Hamdani Pendamping warga dari DPW Lembaga Aliansi Indonesia–Badan Penelitian Aset Negara (LAI-BPAN) Kalimantan Timur menegaskan, tuntutan utama masyarakat adalah pembayaran ganti rugi atas rusaknya alat tangkap nelayan.
“Tuntutan utama kami adalah ganti rugi atas kerusakan alat tangkap ikan milik nelayan. Harapan masyarakat, pembayaran itu bisa segera direalisasikan,” kata Hamdani.
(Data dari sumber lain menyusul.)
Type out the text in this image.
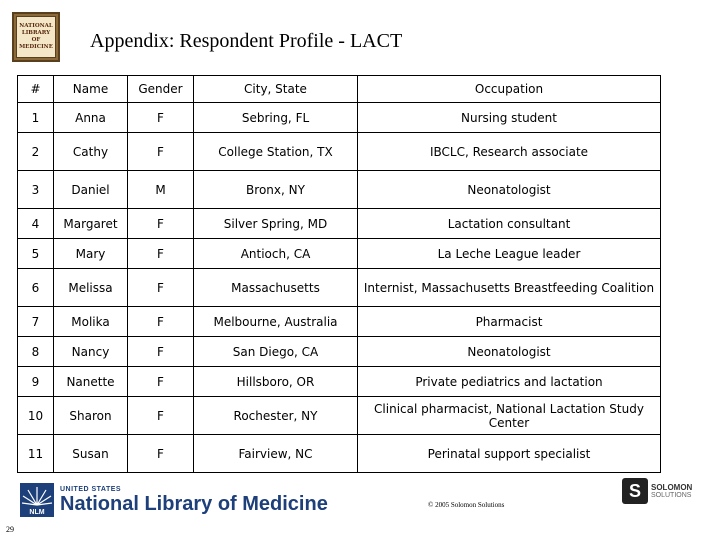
NATIONAL
LIBRARY
OF
MEDICINE Appendix: Respondent Profile - LACT
#	Name	Gender	City, State	Occupation
1	Anna	F	Sebring, FL	Nursing student
2	Cathy	F	College Station, TX	IBCLC, Research associate
3	Daniel	M	Bronx, NY	Neonatologist
4	Margaret	F	Silver Spring, MD	Lactation consultant
5	Mary	F	Antioch, CA	La Leche League leader
6	Melissa	F	Massachusetts	Internist, Massachusetts Breastfeeding Coalition
7	Molika	F	Melbourne, Australia	Pharmacist
8	Nancy	F	San Diego, CA	Neonatologist
9	Nanette	F	Hillsboro, OR	Private pediatrics and lactation
10	Sharon	F	Rochester, NY	Clinical pharmacist, National Lactation Study Center
11	Susan	F	Fairview, NC	Perinatal support specialist
NLM
UNITED STATES
National Library of Medicine	© 2005 Solomon Solutions
S	SOLOMON
SOLUTIONS
29
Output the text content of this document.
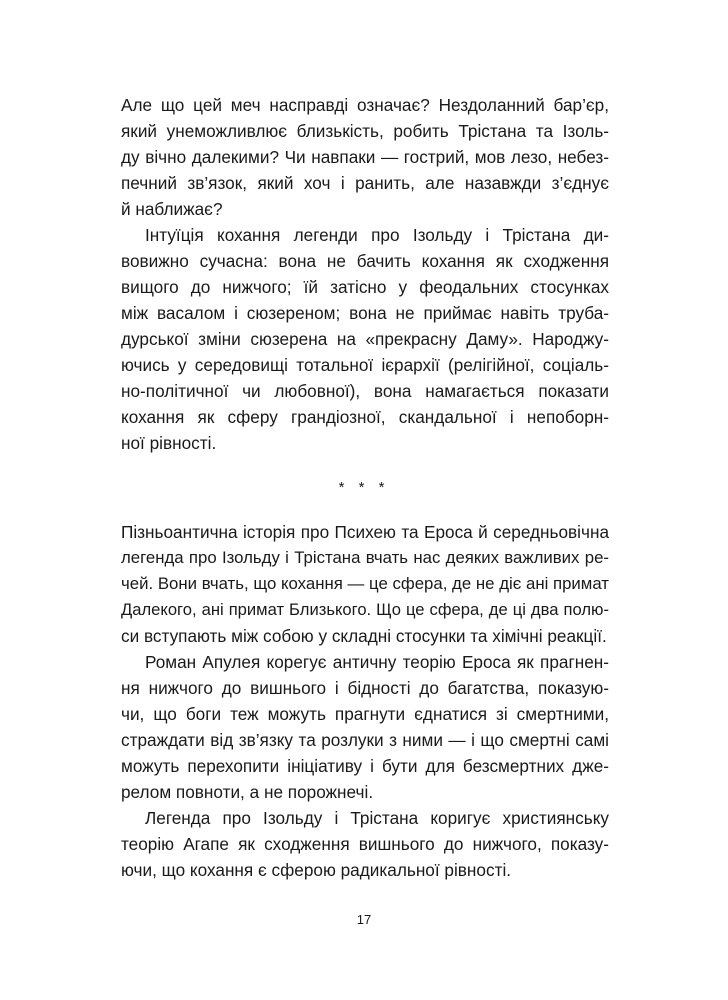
Але що цей меч насправді означає? Нездоланний бар’єр,
який унеможливлює близькість, робить Трістана та Ізоль-
ду вічно далекими? Чи навпаки — гострий, мов лезо, небез-
печний зв’язок, який хоч і ранить, але назавжди з’єднує
й наближає?
Інтуїція кохання легенди про Ізольду і Трістана ди-
вовижно сучасна: вона не бачить кохання як сходження
вищого до нижчого; їй затісно у феодальних стосунках
між васалом і сюзереном; вона не приймає навіть труба-
дурської зміни сюзерена на «прекрасну Даму». Народжу-
ючись у середовищі тотальної ієрархії (релігійної, соціаль-
но-політичної чи любовної), вона намагається показати
кохання як сферу грандіозної, скандальної і непоборн-
ної рівності.
* * *
Пізньоантична історія про Психею та Ероса й середньовічна
легенда про Ізольду і Трістана вчать нас деяких важливих ре-
чей. Вони вчать, що кохання — це сфера, де не діє ані примат
Далекого, ані примат Близького. Що це сфера, де ці два полю-
си вступають між собою у складні стосунки та хімічні реакції.
Роман Апулея корегує античну теорію Ероса як прагнен-
ня нижчого до вишнього і бідності до багатства, показую-
чи, що боги теж можуть прагнути єднатися зі смертними,
страждати від зв’язку та розлуки з ними — і що смертні самі
можуть перехопити ініціативу і бути для безсмертних дже-
релом повноти, а не порожнечі.
Легенда про Ізольду і Трістана коригує християнську
теорію Агапе як сходження вишнього до нижчого, показу-
ючи, що кохання є сферою радикальної рівності.
17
Di sela-sela aksi, perwakilan nelayan, LAI-BPAN, dan manajemen PT WPS menggelar pertemuan yang difasilitasi oleh aparat keamanan. Dalam pertemuan tersebut, kedua belah pihak mencapai kesepakatan untuk melanjutkan pembahasan terkait penyelesaian ganti rugi pada pertemuan lanjutan yang dijadwalkan berlangsung 13 hari setelah aksi.
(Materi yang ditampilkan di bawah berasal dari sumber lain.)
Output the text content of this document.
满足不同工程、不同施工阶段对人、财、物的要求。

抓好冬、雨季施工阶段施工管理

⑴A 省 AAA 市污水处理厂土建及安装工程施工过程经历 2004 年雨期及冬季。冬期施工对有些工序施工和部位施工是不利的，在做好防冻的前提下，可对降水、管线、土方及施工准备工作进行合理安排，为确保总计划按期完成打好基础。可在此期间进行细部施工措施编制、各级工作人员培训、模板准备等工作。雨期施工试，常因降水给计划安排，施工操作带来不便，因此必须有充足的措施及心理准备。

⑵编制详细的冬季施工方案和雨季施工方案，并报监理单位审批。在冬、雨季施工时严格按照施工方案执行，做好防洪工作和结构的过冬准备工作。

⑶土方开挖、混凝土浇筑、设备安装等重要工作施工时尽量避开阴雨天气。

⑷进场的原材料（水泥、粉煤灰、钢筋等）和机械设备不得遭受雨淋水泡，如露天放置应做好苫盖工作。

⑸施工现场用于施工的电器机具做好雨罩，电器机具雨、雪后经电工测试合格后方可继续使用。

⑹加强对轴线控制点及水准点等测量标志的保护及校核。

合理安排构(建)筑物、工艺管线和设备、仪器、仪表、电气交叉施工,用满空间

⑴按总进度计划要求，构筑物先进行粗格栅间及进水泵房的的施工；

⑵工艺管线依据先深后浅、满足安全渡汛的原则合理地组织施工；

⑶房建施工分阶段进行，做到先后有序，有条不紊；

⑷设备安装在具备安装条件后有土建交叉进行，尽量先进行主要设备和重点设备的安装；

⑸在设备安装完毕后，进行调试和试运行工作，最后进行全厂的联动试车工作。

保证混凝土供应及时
Hamdani menjelaskan, nilai ganti rugi belum ditetapkan karena masih akan dibahas dalam pertemuan berikutnya.
“Kesepakatannya hanya satu, yaitu pembahasan ganti rugi akan dilanjutkan 13 hari setelah hari ini. Nilainya belum diputuskan karena akan dibahas pada pertemuan selanjutnya,” ujarnya.
Dalam pertemuan mendatang, LAI-BPAN akan hadir Hamdani beserta tim pendamping, sementara warga nelayan akan diwakili Rudi bersama Amir dan Seryantung.
Perusahaan diharapkan menghadirkan pejabat yang berwenang mengambil keputusan agar proses mediasi dapat berlangsung secara optimal dan menghasilkan penyelesaian yang konkret.
Sebelumnya, LAI-BPAN menyatakan bahwa kerugian akibat rusaknya 44 unit belat diperkirakan mencapai sekitar Rp39 miliar. Estimasi tersebut mencakup nilai kerusakan alat tangkap serta potensi pendapatan nelayan yang hilang sejak 2013.
Selain menuntut ganti rugi,
organisasi tersebut juga telah menyurati sejumlah instansi pemerintah terkait untuk meminta perhatian terhadap penyelesaian persoalan yang telah berlangsung lebih dari sepuluh tahun tersebut.
Hingga aksi berakhir, aktivitas unjuk rasa berlangsung tertib. Warga nelayan berharap pertemuan lanjutan yang dijadwalkan 13 hari mendatang menjadi titik awal penyelesaian sengketa sehingga hak-hak masyarakat pesisir dapat dipenuhi tanpa harus kembali melakukan aksi serupa.